I once met the other man, he wasn't what I had expected. In my head I had conjured up someone with better hair, better teeth, better dress sense than me. Someone who was funny and intelligent and everyone's best friend. He turned out to be a lot like me. I never understood why the other guy would be just like me. The next time I met the other guy he had terrible hair and I felt much better about myself, I likened him to a pencil-topper troll.

Years later my parents seperated and I got to meet the other woman; she was just like my mother. Again I found myself watching and recognising all the similarities between her and my mother and I couldn't fathom why you would leave someone for someone exactly the same. Everything this woman was my mother had been and had done it better, or at least so it seemed to me.

It took a long time for me to realise that I had been looking at the whole process as if there was a single unchanging factor in the equation; the person being left behind. It hadn't occured to me that I had changed, or my mother had changed, or everyone was constantly changing, to my eyes I was always me.

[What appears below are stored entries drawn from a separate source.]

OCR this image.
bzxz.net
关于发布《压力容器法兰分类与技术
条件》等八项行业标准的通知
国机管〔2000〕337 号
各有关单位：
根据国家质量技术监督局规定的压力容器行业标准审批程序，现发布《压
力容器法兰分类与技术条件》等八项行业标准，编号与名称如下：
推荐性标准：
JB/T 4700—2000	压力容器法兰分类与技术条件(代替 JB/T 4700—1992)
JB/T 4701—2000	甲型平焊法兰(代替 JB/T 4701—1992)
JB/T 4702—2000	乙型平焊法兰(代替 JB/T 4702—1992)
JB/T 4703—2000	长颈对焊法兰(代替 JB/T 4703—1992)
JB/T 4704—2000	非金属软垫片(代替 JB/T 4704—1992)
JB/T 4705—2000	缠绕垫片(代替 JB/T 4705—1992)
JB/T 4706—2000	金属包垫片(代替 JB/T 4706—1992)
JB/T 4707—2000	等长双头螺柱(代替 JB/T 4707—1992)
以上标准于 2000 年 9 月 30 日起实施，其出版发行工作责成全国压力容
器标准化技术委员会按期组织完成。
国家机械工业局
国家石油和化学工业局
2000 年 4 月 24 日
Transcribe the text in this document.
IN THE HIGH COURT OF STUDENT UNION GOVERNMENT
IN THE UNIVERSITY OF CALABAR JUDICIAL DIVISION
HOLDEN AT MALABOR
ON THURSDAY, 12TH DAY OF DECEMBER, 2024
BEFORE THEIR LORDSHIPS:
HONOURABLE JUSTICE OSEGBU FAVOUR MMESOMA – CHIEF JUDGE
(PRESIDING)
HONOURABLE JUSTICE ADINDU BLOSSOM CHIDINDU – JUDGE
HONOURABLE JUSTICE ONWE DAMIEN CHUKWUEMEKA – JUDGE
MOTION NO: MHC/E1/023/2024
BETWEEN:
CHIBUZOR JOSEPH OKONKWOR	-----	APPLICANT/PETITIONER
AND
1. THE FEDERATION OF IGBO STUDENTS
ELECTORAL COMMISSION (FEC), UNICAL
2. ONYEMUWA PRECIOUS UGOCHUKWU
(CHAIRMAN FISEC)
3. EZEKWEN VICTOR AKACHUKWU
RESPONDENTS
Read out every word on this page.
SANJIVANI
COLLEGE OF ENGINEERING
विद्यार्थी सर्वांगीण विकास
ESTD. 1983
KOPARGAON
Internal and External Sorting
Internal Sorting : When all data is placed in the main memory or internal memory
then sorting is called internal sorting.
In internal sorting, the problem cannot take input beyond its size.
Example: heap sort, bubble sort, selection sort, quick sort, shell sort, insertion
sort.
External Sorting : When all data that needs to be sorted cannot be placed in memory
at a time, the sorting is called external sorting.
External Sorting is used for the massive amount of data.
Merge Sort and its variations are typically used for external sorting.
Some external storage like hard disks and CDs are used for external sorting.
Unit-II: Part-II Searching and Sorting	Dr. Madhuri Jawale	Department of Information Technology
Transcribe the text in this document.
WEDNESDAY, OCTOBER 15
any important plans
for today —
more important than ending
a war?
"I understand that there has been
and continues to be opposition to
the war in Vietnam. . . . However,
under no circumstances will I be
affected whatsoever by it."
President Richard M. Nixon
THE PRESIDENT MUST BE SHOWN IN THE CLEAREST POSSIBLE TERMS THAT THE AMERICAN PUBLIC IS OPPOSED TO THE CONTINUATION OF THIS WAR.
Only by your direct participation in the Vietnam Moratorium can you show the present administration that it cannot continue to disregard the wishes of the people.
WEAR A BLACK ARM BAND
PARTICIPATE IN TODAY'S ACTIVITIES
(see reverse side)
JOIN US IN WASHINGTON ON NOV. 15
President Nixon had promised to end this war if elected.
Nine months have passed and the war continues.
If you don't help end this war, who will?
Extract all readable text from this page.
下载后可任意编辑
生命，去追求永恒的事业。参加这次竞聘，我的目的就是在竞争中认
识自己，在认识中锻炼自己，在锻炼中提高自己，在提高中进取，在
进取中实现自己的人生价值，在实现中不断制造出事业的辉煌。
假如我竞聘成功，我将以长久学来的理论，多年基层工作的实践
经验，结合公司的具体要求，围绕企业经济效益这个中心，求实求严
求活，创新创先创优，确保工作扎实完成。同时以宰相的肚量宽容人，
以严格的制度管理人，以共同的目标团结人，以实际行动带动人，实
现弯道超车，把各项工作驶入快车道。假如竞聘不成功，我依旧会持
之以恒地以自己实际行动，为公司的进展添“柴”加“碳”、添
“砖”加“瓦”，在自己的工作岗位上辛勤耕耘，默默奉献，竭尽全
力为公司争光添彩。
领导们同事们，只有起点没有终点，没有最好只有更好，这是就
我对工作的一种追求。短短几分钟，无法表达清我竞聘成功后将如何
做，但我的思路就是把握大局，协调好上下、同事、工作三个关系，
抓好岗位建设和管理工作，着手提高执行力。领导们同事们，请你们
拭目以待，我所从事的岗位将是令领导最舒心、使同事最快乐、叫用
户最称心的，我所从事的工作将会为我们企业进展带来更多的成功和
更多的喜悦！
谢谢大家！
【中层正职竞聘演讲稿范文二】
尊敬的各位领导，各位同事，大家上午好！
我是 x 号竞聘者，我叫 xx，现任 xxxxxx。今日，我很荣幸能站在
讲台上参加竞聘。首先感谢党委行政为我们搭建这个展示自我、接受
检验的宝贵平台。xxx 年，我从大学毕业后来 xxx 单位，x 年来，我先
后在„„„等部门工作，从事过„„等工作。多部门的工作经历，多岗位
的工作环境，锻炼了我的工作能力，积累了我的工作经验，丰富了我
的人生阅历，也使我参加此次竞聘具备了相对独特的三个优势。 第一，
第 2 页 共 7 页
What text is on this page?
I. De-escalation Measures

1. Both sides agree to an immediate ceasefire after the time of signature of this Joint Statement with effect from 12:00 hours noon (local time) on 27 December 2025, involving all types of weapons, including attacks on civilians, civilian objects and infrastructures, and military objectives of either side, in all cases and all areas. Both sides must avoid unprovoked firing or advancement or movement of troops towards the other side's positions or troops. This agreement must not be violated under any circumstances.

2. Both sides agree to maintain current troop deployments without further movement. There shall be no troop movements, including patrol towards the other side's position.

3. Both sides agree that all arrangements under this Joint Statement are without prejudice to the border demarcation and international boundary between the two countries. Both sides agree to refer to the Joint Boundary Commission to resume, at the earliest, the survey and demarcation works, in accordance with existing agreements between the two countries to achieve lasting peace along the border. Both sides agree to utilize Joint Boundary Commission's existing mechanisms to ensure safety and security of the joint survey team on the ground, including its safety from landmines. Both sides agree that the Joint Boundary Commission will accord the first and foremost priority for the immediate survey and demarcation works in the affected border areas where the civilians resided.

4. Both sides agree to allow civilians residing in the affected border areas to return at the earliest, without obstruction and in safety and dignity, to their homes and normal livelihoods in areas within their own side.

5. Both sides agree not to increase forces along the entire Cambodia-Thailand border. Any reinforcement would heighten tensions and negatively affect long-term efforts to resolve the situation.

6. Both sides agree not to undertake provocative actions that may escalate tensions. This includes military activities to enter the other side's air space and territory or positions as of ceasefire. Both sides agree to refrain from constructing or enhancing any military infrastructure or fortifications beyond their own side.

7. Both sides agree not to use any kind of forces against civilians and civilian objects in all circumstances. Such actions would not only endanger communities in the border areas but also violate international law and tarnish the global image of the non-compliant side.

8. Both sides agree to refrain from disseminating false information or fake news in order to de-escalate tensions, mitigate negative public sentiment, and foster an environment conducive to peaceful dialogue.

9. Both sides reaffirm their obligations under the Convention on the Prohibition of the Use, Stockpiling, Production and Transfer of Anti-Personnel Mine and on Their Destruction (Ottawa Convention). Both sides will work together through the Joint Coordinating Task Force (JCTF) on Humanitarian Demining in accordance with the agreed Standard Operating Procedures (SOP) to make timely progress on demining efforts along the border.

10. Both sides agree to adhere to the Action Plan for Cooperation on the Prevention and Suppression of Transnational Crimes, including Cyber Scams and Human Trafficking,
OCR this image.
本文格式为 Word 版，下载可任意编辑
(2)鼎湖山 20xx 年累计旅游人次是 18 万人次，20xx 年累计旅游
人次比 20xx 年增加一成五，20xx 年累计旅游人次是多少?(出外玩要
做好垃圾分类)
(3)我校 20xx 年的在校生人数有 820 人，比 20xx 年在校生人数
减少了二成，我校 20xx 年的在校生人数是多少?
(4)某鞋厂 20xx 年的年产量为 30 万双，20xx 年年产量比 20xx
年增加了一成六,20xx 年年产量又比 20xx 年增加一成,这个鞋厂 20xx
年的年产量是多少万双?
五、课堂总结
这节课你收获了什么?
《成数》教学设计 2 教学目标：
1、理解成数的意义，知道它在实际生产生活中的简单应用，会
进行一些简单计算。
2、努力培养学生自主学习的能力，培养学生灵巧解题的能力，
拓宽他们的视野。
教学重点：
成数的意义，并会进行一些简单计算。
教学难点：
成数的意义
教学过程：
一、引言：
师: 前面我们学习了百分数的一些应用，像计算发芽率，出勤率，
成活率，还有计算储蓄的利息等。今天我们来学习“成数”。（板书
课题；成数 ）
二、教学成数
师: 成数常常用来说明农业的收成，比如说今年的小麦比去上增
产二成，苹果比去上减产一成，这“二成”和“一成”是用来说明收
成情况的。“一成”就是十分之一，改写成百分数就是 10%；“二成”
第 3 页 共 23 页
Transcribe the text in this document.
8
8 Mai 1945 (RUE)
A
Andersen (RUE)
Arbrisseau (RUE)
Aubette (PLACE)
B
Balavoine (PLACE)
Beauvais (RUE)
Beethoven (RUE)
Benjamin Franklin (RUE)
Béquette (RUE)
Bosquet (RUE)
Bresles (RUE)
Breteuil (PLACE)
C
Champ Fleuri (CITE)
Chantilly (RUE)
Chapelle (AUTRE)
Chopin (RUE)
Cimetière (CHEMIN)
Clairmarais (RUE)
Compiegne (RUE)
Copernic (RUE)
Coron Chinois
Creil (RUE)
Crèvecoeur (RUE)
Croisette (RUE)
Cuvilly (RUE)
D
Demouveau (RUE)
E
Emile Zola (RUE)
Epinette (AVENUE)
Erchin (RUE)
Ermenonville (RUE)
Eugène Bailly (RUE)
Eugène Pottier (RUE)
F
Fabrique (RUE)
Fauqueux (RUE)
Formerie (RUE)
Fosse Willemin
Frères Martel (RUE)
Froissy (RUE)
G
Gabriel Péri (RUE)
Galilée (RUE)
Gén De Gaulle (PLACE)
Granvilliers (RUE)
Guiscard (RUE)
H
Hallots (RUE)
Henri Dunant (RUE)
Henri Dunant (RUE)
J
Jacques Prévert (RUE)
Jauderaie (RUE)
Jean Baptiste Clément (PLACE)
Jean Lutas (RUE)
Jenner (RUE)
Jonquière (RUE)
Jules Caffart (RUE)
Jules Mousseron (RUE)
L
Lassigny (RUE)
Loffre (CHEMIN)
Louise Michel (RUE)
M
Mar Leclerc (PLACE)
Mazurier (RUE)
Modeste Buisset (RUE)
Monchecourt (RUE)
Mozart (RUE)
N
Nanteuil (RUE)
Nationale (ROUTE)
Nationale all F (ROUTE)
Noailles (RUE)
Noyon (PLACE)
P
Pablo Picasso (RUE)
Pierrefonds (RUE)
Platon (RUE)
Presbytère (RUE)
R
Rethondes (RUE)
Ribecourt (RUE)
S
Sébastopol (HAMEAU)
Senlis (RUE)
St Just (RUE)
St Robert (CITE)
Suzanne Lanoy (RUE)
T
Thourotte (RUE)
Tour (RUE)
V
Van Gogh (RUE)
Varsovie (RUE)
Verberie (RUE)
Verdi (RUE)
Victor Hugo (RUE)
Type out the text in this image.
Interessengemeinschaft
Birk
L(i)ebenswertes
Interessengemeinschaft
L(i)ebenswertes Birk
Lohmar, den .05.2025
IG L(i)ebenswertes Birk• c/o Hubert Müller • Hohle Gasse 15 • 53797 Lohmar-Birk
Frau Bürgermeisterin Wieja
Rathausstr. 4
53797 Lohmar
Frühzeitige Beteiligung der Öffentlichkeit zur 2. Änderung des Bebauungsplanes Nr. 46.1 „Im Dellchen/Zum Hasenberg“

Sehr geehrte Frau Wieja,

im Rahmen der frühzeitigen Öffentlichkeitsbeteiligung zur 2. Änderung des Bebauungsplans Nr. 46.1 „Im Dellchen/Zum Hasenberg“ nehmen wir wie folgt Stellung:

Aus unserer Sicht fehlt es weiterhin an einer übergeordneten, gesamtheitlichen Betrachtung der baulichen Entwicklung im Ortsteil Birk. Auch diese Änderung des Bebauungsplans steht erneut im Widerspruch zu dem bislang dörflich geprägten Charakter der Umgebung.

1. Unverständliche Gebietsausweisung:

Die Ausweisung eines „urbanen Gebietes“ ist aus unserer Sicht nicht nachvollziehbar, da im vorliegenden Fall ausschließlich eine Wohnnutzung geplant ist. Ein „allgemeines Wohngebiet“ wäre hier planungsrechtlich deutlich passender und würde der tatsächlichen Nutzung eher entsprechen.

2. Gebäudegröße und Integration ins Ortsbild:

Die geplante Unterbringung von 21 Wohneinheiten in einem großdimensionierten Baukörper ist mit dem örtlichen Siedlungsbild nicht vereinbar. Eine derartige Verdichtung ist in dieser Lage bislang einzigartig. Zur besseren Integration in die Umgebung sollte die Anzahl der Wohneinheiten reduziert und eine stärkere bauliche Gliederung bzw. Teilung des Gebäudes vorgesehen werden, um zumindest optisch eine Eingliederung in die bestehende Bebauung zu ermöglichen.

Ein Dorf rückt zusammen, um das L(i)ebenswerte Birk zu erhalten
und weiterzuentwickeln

And then one day I was the other fella, I was put into the very situation I had demonised and I found myself face to face with someone who, again, was just like me, was just as normal, just as screwed up, just as funny, just as witty, different and yet the same, now on the opposite side of the mirror.

I learned a very important thing in that short space of time, something I can't put into words, but the image in my head is of thousands of baby crabs clambering out of a hole filled with sinking sands. Sometimes you clamber over one of your brothers or sisters, sometimes you pull one up behind you by the claw, but we're always just beneath the lip of the hole and even those at the top can't get over it.

I'll bet that mental image has brightened your morning.